Les Antilles au pas militaire, avec le Dr Valérie Denux

Le médecin des Armées à la tête de l’ARS

Dans un climat un peu tendu à la suite de l’incendie du CHU de Pointe-à-Pitre, le directeur de l’ARS Guadeloupe Saint-Barthélémy et Saint-Martin a été débarqué, au profit de Valérie Denux, médecin du Service de santé des armées. 

Le Dr Valérie Denux va poser son barda aux Antilles. Médecin militaire, diplômée de médecine tropicale et de catastrophe, elle a été nommée à la direction de l’Agence régionale de santé (ARS) Guadeloupe, Saint-Bathélémy et Saint-Martin. Elle prendra son poste le 15 mars prochain.

Le ministère de la Santé tenterait-il de remettre un peu d’ordre et de discipline dans la région, secouée notamment par les ouragans de l’automne, et par l’incendie du CHU de Pointe-à-Pitre ? Le Dr Denux débarque dans tous les cas avec quelques dossiers chauds sur son bureau.

Le CHU toujours au ralenti

En priorité, elle devra gérer les suites de l’incident qui a paralysé l’hôpital guadeloupéen le 28 novembre dernier. Raisons invoquées : la vétusté des locaux dans un premier temps, et le facteur humain plus récemment (un mégot de cigarette). Si aucune victime n’est à déplorer, l’établissement est toujours en convalescence, et des polémiques pointent le bout de leur nez.

Plusieurs services ont pu réintégrer les locaux, suivant une décision prise par la direction du CHU, en accord avec les recommandations de la Direction générale de la Santé (DGS). Mais début mars, lors d’une visite, la ministre des Outre-mer a critiqué la décision, et en a suspendu une partie.

Les médecins malades

Pendant le nettoyage et les travaux, certains services ont été délocalisés en interne, mais dans des conditions que critique le personnel soignant. « Cinq confrères sont en arrêt de travail », a ainsi souligné auprès de l’AFP le Dr Mona Hedreville, médecin au CHU, qui a pris la tête d’un collectif de défense des salariés.

Elle fait référence à plusieurs malaises chez les travailleurs hospitaliers, dont l’origine pourrait être liée aux suites de l’incendie. L’un des médecins concernés a présenté des « troubles neurologiques avec un taux élevé de monoxyde de carbone », précise le cardiologue. Elle pointe une gestion calamiteuse de la crise. 

Garde-à-vous

En plus des habituelles questions de budget, d’accès aux soins, de gestion des épidémies, le Dr Denux devra donc partir sur le front du CHU de Pointe-à-Pitre. Hôpital à rénover et médecins qui tombent malade et qui s’en plaignent : déjà un gros programme. Mais le médecin militaire n’est pas une bleue. « Issue du corps des praticiens des armées, elle est rompue aux situations de crise complexes, à la prévention et à l’organisation de l’offre de soins », complimente le ministère de la Santé dans un communiqué paru mercredi.

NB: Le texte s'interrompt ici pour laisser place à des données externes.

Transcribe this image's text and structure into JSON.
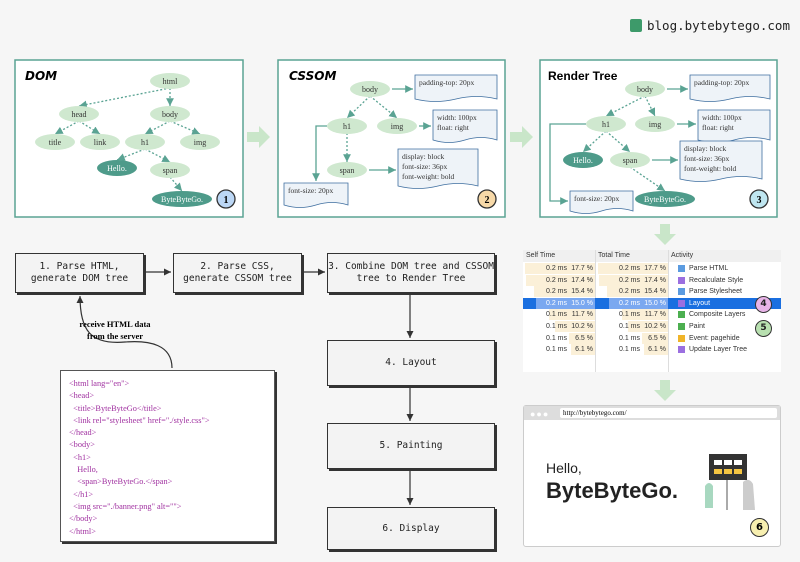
{
  "logo": {
    "text": "blog.bytebytego.com",
    "icon": "bytebytego-cube-icon"
  },
  "dom": {
    "title": "DOM",
    "nodes": [
      "html",
      "head",
      "body",
      "title",
      "link",
      "h1",
      "img",
      "Hello.",
      "span",
      "ByteByteGo."
    ],
    "badge": "1"
  },
  "cssom": {
    "title": "CSSOM",
    "nodes": [
      "body",
      "h1",
      "img",
      "span"
    ],
    "notes": [
      [
        "padding-top: 20px"
      ],
      [
        "width: 100px",
        "float: right"
      ],
      [
        "display: block",
        "font-size: 36px",
        "font-weight: bold"
      ],
      [
        "font-size: 20px"
      ]
    ],
    "badge": "2"
  },
  "render_tree": {
    "title": "Render Tree",
    "nodes": [
      "body",
      "h1",
      "img",
      "Hello.",
      "span",
      "ByteByteGo."
    ],
    "notes": [
      [
        "padding-top: 20px"
      ],
      [
        "width: 100px",
        "float: right"
      ],
      [
        "display: block",
        "font-size: 36px",
        "font-weight: bold"
      ],
      [
        "font-size: 20px"
      ]
    ],
    "badge": "3"
  },
  "steps": {
    "parse_html": "1. Parse HTML,\ngenerate DOM tree",
    "parse_css": "2. Parse CSS,\ngenerate CSSOM tree",
    "combine": "3. Combine DOM tree and CSSOM\ntree to Render Tree",
    "layout": "4. Layout",
    "painting": "5. Painting",
    "display": "6. Display"
  },
  "receive_label": [
    "receive HTML data",
    "from the server"
  ],
  "code_lines": [
    "<html lang=\"en\">",
    "<head>",
    "  <title>ByteByteGo</title>",
    "  <link rel=\"stylesheet\" href=\"./style.css\">",
    "</head>",
    "<body>",
    "  <h1>",
    "    Hello,",
    "    <span>ByteByteGo.</span>",
    "  </h1>",
    "  <img src=\"./banner.png\" alt=\"\">",
    "</body>",
    "</html>"
  ],
  "perf_table": {
    "headers": [
      "Self Time",
      "Total Time",
      "Activity"
    ],
    "rows": [
      {
        "self_ms": "0.2 ms",
        "self_pct": "17.7 %",
        "total_ms": "0.2 ms",
        "total_pct": "17.7 %",
        "activity": "Parse HTML",
        "color": "#5b9be0"
      },
      {
        "self_ms": "0.2 ms",
        "self_pct": "17.4 %",
        "total_ms": "0.2 ms",
        "total_pct": "17.4 %",
        "activity": "Recalculate Style",
        "color": "#9b6fe0"
      },
      {
        "self_ms": "0.2 ms",
        "self_pct": "15.4 %",
        "total_ms": "0.2 ms",
        "total_pct": "15.4 %",
        "activity": "Parse Stylesheet",
        "color": "#5b9be0"
      },
      {
        "self_ms": "0.2 ms",
        "self_pct": "15.0 %",
        "total_ms": "0.2 ms",
        "total_pct": "15.0 %",
        "activity": "Layout",
        "color": "#9b6fe0",
        "selected": true
      },
      {
        "self_ms": "0.1 ms",
        "self_pct": "11.7 %",
        "total_ms": "0.1 ms",
        "total_pct": "11.7 %",
        "activity": "Composite Layers",
        "color": "#4caf50"
      },
      {
        "self_ms": "0.1 ms",
        "self_pct": "10.2 %",
        "total_ms": "0.1 ms",
        "total_pct": "10.2 %",
        "activity": "Paint",
        "color": "#4caf50"
      },
      {
        "self_ms": "0.1 ms",
        "self_pct": "6.5 %",
        "total_ms": "0.1 ms",
        "total_pct": "6.5 %",
        "activity": "Event: pagehide",
        "color": "#f0b429"
      },
      {
        "self_ms": "0.1 ms",
        "self_pct": "6.1 %",
        "total_ms": "0.1 ms",
        "total_pct": "6.1 %",
        "activity": "Update Layer Tree",
        "color": "#9b6fe0"
      }
    ],
    "badges": [
      "4",
      "5"
    ]
  },
  "browser": {
    "url": "http://bytebytego.com/",
    "hello": "Hello,",
    "brand": "ByteByteGo.",
    "badge": "6"
  },
  "colors": {
    "frame": "#5aa393",
    "node": "#cfe8cf",
    "node_dark": "#4e9b8a",
    "arrow": "#c9e6c9",
    "selected": "#1a6fe0"
  }
}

Elle exerce depuis trois ans au secrétariat général des ministère sociaux, avec pour mission le « rapprochement entre le service de santé des armées et les acteurs de santé, la veille et la sécurité sanitaire pour les agences régionales de santé et enfin la conduite de politiques publiques telle que la prévention de la radicalisation ».

Patrice Richard, qu’elle remplace, va faire le voyage inverse. Il commencera par un poste de chargé de mission au secrétariat général des ministères chargés des affaires sociales, avant de rejoindre un nouveau poste en cours de discussion, rapporte l'APMnews.